Савелия выбрал сам отец. Трофим и Савелий с пелёнок были не разлей вода — на одной улице росли, в одной школе штаны протирали, в армию вместе уходили и вернулись вместе. Когда у Трофима родился сын, он и думать не стал, кого звать: Савка, кому ж ещё. Стояли вдвоём у купели, два здоровых мужика, и Савелий держал орущего Вадьку на руках так бережно, будто не дитё это, а полная до краёв миска, которую расплескать боязно.
А потом Савелий приходил. Это Вадим помнил уже сам, не с чужих слов. Помнил, как крёстный учил его свистеть. В два пальца, оглушительно, на всю улицу — так, что собаки взлаивали и бабки в окна выглядывали. Засунешь пальцы в рот вот так, язык подберёшь, дунешь — и понеслось. У маленького Вадьки не выходило, только слюни пузырями, а Савелий не смеялся, садился на корточки, показывал в сотый раз.
— Ты, крестник, не торопись. Свист — он дело серьёзное. Выучишься — будет у нас с тобой свой разговор. Свистнешь — я и приду. Хоть откуда. Хоть из-под земли свистну — а приду.
И свистел. Он и в ворота никогда не стучал — свистнет с улицы в два пальца, и Вадька со всех ног летит открывать: крёстный пришёл.
Отца Вадим почти не помнил. А крёстного помнил. Это потом ему растолковали, что одно с другим связано накрепко, что нельзя помнить второго, не споткнувшись о первого.
Трофим разбился в ноябре. Поехали они с Савелием на мотоцикле в соседнее село, за чем-то по хозяйству, на Савкином стареньком «Урале» с коляской. А назад возвращались уже по темноте, и ударил первый гололёд — нежданный, злой, какой бывает на голую ещё землю.
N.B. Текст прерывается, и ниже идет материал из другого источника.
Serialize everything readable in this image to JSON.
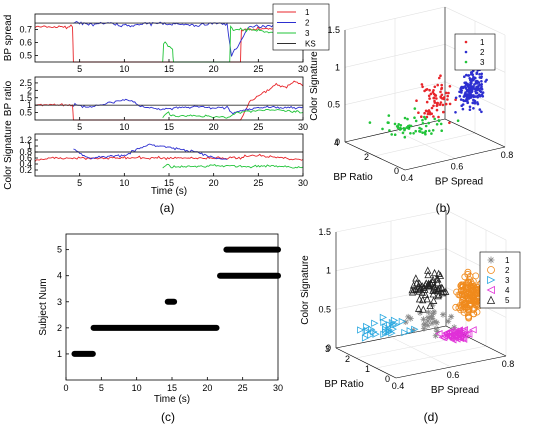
{
  "colors": {
    "s1": "#e8262b",
    "s2": "#2d2fd0",
    "s3": "#22c43a",
    "ks": "#303030",
    "g1": "#888888",
    "g2": "#f08a1c",
    "g3": "#2aa8e0",
    "g4": "#e030d8",
    "g5": "#222222"
  },
  "panels": {
    "a": {
      "caption": "(a)"
    },
    "b": {
      "caption": "(b)"
    },
    "c": {
      "caption": "(c)"
    },
    "d": {
      "caption": "(d)"
    }
  },
  "chart_data": [
    {
      "panel": "a",
      "type": "line",
      "xlabel": "Time (s)",
      "xlim": [
        0,
        30
      ],
      "xticks": [
        5,
        10,
        15,
        20,
        25,
        30
      ],
      "legend": [
        "1",
        "2",
        "3",
        "KS"
      ],
      "subplots": [
        {
          "ylabel": "BP spread",
          "ylim": [
            0.45,
            0.82
          ],
          "yticks": [
            0.5,
            0.6,
            0.7
          ],
          "ks": 0.75,
          "series": [
            {
              "name": "1",
              "x": [
                0,
                4.2,
                4.3,
                23,
                23.1,
                30
              ],
              "y": [
                0.72,
                0.72,
                0.45,
                0.45,
                0.7,
                0.71
              ]
            },
            {
              "name": "2",
              "x": [
                4.3,
                6,
                8,
                10,
                12,
                14,
                16,
                18,
                20,
                21.5,
                22,
                24,
                26,
                28,
                30
              ],
              "y": [
                0.75,
                0.74,
                0.75,
                0.73,
                0.74,
                0.75,
                0.74,
                0.73,
                0.75,
                0.74,
                0.5,
                0.72,
                0.73,
                0.74,
                0.72
              ]
            },
            {
              "name": "3",
              "x": [
                14.3,
                14.4,
                15.4,
                15.5,
                21.8,
                21.9,
                22.2,
                24,
                26,
                28,
                30
              ],
              "y": [
                0.45,
                0.6,
                0.55,
                0.45,
                0.45,
                0.72,
                0.7,
                0.7,
                0.68,
                0.69,
                0.67
              ]
            }
          ]
        },
        {
          "ylabel": "BP ratio",
          "ylim": [
            0,
            2.9
          ],
          "yticks": [
            0.5,
            1,
            1.5,
            2,
            2.5
          ],
          "ks": 1,
          "series": [
            {
              "name": "1",
              "x": [
                0,
                2,
                4.2,
                4.3,
                23,
                24,
                25,
                26,
                27,
                28,
                29,
                30
              ],
              "y": [
                1.0,
                1.05,
                0.95,
                0,
                0,
                1.2,
                1.6,
                2.0,
                2.4,
                2.2,
                2.6,
                2.3
              ]
            },
            {
              "name": "2",
              "x": [
                4.3,
                6,
                8,
                10,
                11,
                12,
                14,
                16,
                18,
                20,
                21.5,
                22,
                23,
                24,
                26,
                28,
                30
              ],
              "y": [
                1.0,
                0.9,
                1.1,
                1.4,
                1.2,
                0.9,
                0.7,
                0.8,
                0.9,
                0.8,
                0.85,
                0.5,
                0.6,
                0.7,
                0.9,
                0.8,
                0.9
              ]
            },
            {
              "name": "3",
              "x": [
                14.3,
                14.8,
                15.4,
                21.8,
                22.5,
                24,
                26,
                28,
                30
              ],
              "y": [
                0.2,
                0.5,
                0.3,
                0.2,
                0.5,
                0.6,
                0.7,
                0.6,
                0.5
              ]
            }
          ]
        },
        {
          "ylabel": "Color Signature",
          "ylim": [
            0,
            1.4
          ],
          "yticks": [
            0.2,
            0.4,
            0.6,
            0.8,
            1,
            1.2
          ],
          "ks": 0.8,
          "series": [
            {
              "name": "1",
              "x": [
                0,
                2,
                4.2,
                23,
                24,
                26,
                28,
                30
              ],
              "y": [
                0.5,
                0.6,
                0.6,
                0.6,
                0.7,
                0.65,
                0.6,
                0.55
              ]
            },
            {
              "name": "2",
              "x": [
                4.3,
                5,
                6,
                8,
                10,
                12,
                13,
                14,
                16,
                18,
                20,
                21.5
              ],
              "y": [
                0.9,
                0.75,
                0.6,
                0.65,
                0.7,
                0.95,
                1.05,
                1.0,
                0.9,
                0.8,
                0.6,
                0.55
              ]
            },
            {
              "name": "3",
              "x": [
                14.3,
                14.8,
                15.4,
                21.8,
                24,
                26,
                28,
                30
              ],
              "y": [
                0.25,
                0.4,
                0.3,
                0.35,
                0.3,
                0.35,
                0.3,
                0.3
              ]
            }
          ]
        }
      ]
    },
    {
      "panel": "b",
      "type": "scatter",
      "xlabel": "BP Spread",
      "ylabel": "BP Ratio",
      "zlabel": "Color Signature",
      "xlim": [
        0.4,
        0.8
      ],
      "ylim": [
        0,
        4
      ],
      "zlim": [
        0,
        1.5
      ],
      "xticks": [
        0.4,
        0.6,
        0.8
      ],
      "yticks": [
        0,
        2,
        4
      ],
      "zticks": [
        0,
        0.5,
        1,
        1.5
      ],
      "legend": [
        "1",
        "2",
        "3"
      ],
      "clusters": [
        {
          "name": "1",
          "center": [
            0.6,
            1.2,
            0.65
          ],
          "spread": [
            0.06,
            0.8,
            0.25
          ],
          "count": 70
        },
        {
          "name": "2",
          "center": [
            0.72,
            0.9,
            0.75
          ],
          "spread": [
            0.04,
            0.4,
            0.25
          ],
          "count": 170
        },
        {
          "name": "3",
          "center": [
            0.55,
            1.8,
            0.3
          ],
          "spread": [
            0.12,
            1.2,
            0.08
          ],
          "count": 60
        }
      ]
    },
    {
      "panel": "c",
      "type": "scatter",
      "xlabel": "Time (s)",
      "ylabel": "Subject Num",
      "xlim": [
        0,
        30
      ],
      "ylim": [
        0,
        5.6
      ],
      "xticks": [
        0,
        5,
        10,
        15,
        20,
        25,
        30
      ],
      "yticks": [
        1,
        2,
        3,
        4,
        5
      ],
      "segments": [
        {
          "subject": 1,
          "x": [
            1.2,
            3.8
          ]
        },
        {
          "subject": 2,
          "x": [
            3.9,
            21.3
          ]
        },
        {
          "subject": 3,
          "x": [
            14.4,
            15.3
          ]
        },
        {
          "subject": 4,
          "x": [
            21.8,
            30
          ]
        },
        {
          "subject": 5,
          "x": [
            22.7,
            30
          ]
        }
      ]
    },
    {
      "panel": "d",
      "type": "scatter",
      "xlabel": "BP Spread",
      "ylabel": "BP Ratio",
      "zlabel": "Color Signature",
      "xlim": [
        0.4,
        0.8
      ],
      "ylim": [
        0,
        3
      ],
      "zlim": [
        0,
        1.5
      ],
      "xticks": [
        0.4,
        0.6,
        0.8
      ],
      "yticks": [
        0,
        1,
        2,
        3
      ],
      "zticks": [
        0,
        0.5,
        1,
        1.5
      ],
      "legend": [
        "1",
        "2",
        "3",
        "4",
        "5"
      ],
      "clusters": [
        {
          "name": "1",
          "marker": "star",
          "center": [
            0.6,
            1.0,
            0.45
          ],
          "spread": [
            0.06,
            0.5,
            0.15
          ],
          "count": 30
        },
        {
          "name": "2",
          "marker": "circle",
          "center": [
            0.72,
            0.7,
            0.75
          ],
          "spread": [
            0.04,
            0.3,
            0.25
          ],
          "count": 150
        },
        {
          "name": "3",
          "marker": "triangle-right",
          "center": [
            0.5,
            2.0,
            0.3
          ],
          "spread": [
            0.08,
            0.6,
            0.08
          ],
          "count": 30
        },
        {
          "name": "4",
          "marker": "triangle-left",
          "center": [
            0.66,
            0.6,
            0.3
          ],
          "spread": [
            0.04,
            0.3,
            0.06
          ],
          "count": 45
        },
        {
          "name": "5",
          "marker": "triangle-up",
          "center": [
            0.58,
            0.9,
            0.95
          ],
          "spread": [
            0.06,
            0.4,
            0.2
          ],
          "count": 60
        }
      ]
    }
  ]
}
На повороте у моста мотоцикл повело. Савелий был за рулём. Встал, отряхнулся, поднял к небу руки, чтоб остановить попутку. А Трофим не встал.
«За рулём ты был». Эти слова мать сказала Савелию один раз — на похоронах, тихо, не плача. И больше не повторяла. А и не надо было повторять: они и так повисли над всей улицей, над двумя дворами, над Савкиной головой — навсегда.
***
Савелий вины не отвёл. Год ли, два после похорон он всё ходил к ним — чинил что-то, дрова колол, нёс Вадьке то конфет, то свистульку. Будто отрабатывал. Будто думал: не уберёг друга — так хоть сына его на ноги поставлю, раз обещал у купели. И свистел по-прежнему с калитки, и мальчишка по-прежнему летел открывать, не понимая ещё ничего.
А улица понимала по-своему. Улица шепталась. «Ишь, ходит как ни в чём не бывало». «Совесть-то есть — друга угробил, а к вдове в дом вхож». Шёпот этот тёк и тёк, и подтекал он не под Савелия даже — под Зою. И однажды она не сдержалась.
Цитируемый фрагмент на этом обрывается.